Smartphone and social media distractions have been compounded by the recent introduction of tools like ChatGPT.
“Attention span is a big concern,” she says. “Also, children’s ability for critical thinking is being affected, because the answer to everything is at the click of a button. They don’t have to work things out, whereas with exams, for example, that come later in life, you very much do.”
Offloading our study and learning to ChatGPT is affecting how our brains actually work. A recent study conducted at Cornell University split a group of students into three groups and asked them to write a series of short essays on the same topic.
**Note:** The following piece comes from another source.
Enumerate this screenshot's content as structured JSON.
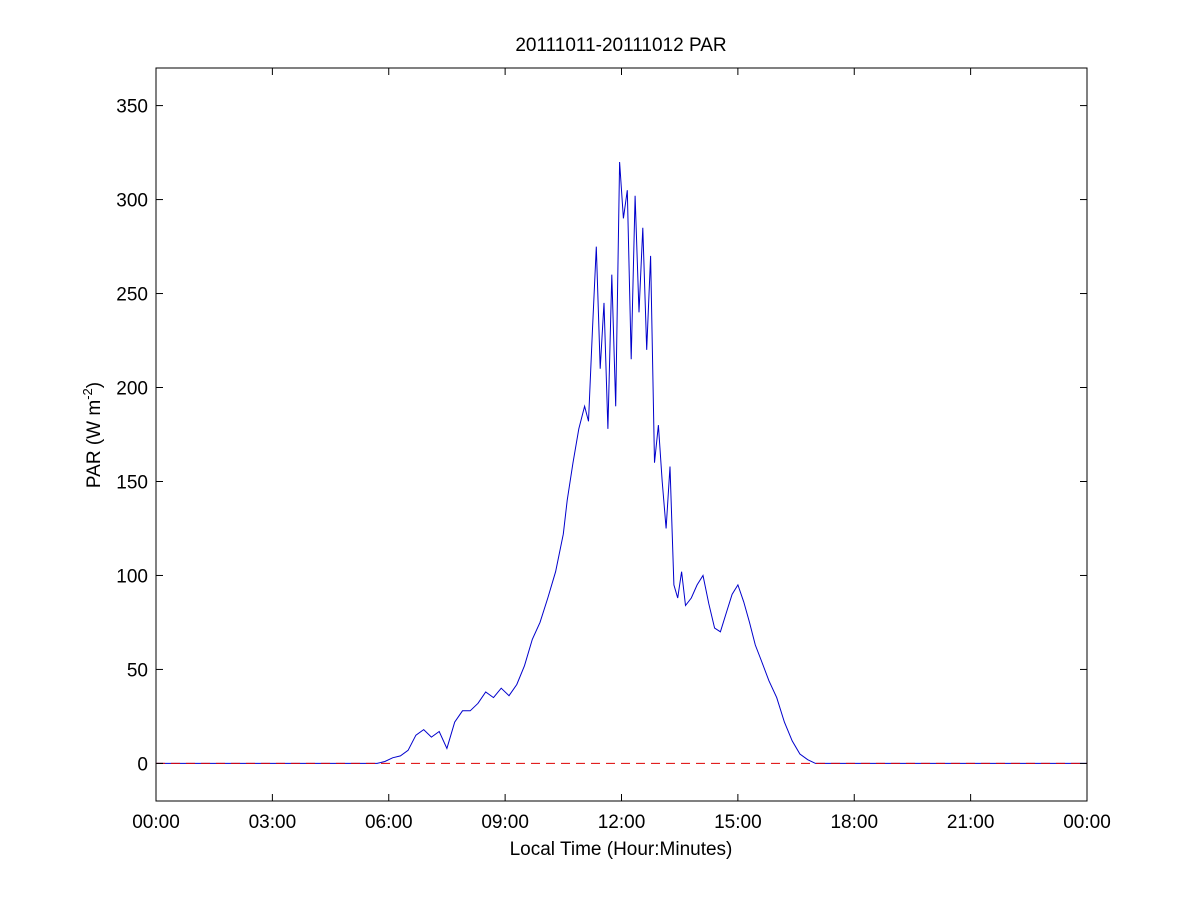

One group was told to use ChatGPT, another was asked to use Google with the AI summaries turned off, and the last was instructed to work unaided. During the task, their brainwaves were monitored. Those who used their own minds showed widespread activity across many parts of the brain. Those using just the search engine also showed strong activity in the visual parts of the brain, but the ChatGPT group showed notably less brain activity, and in some cases it was reduced by up to 55%.
Research backs Fortune’s views on critical thinking. A recently published Swiss paper found that out of a dataset of 666 people, younger participants (17–25) exhibited higher AI tool usage and cognitive offloading, but lower critical thinking scores. In contrast, older participants (46 and above) showed lower AI tool usage and cognitive offloading, with higher critical thinking scores.
“When you have a good attention span and critical thinking capabilities, it helps support your overall holistic intelligence — social, emotional, as well as your memory and recall,” says Fortune. “When you don’t have to figure things out or wait for TV shows because everything is so instant and convenient, then you have a lower capacity to cope with tension, boredom, distress, and disappointment.”
At one point in our conversation, I offer Fortune an example of my own attempt at friction maxxing — though I had no idea it was called that when I started. Every Thursday, I take my son to karate, and every week, rain, hail or shine, we walk. That’s mainly down to my desire to go for a pint but it’s also so close to our house that it seems too easy to drive. According to Fortune, not only does this help build our resilience to the changeable Irish weather but it’s also good for us socially.
“That’s where you get the social interaction and find out about their day, which you wouldn’t get if you were in the car because he might be on a device,” she says. “It also supports empathy because there’s that art of conversation, the serve and return, the listening to you, and it’s all supporting their social engagement system, and that isn’t going to happen through technology, but will happen in the context of a person-to-person conversation.”
It seems introducing some friction maxxing into our lives might just lead to a longer, happier, and more satisfying life.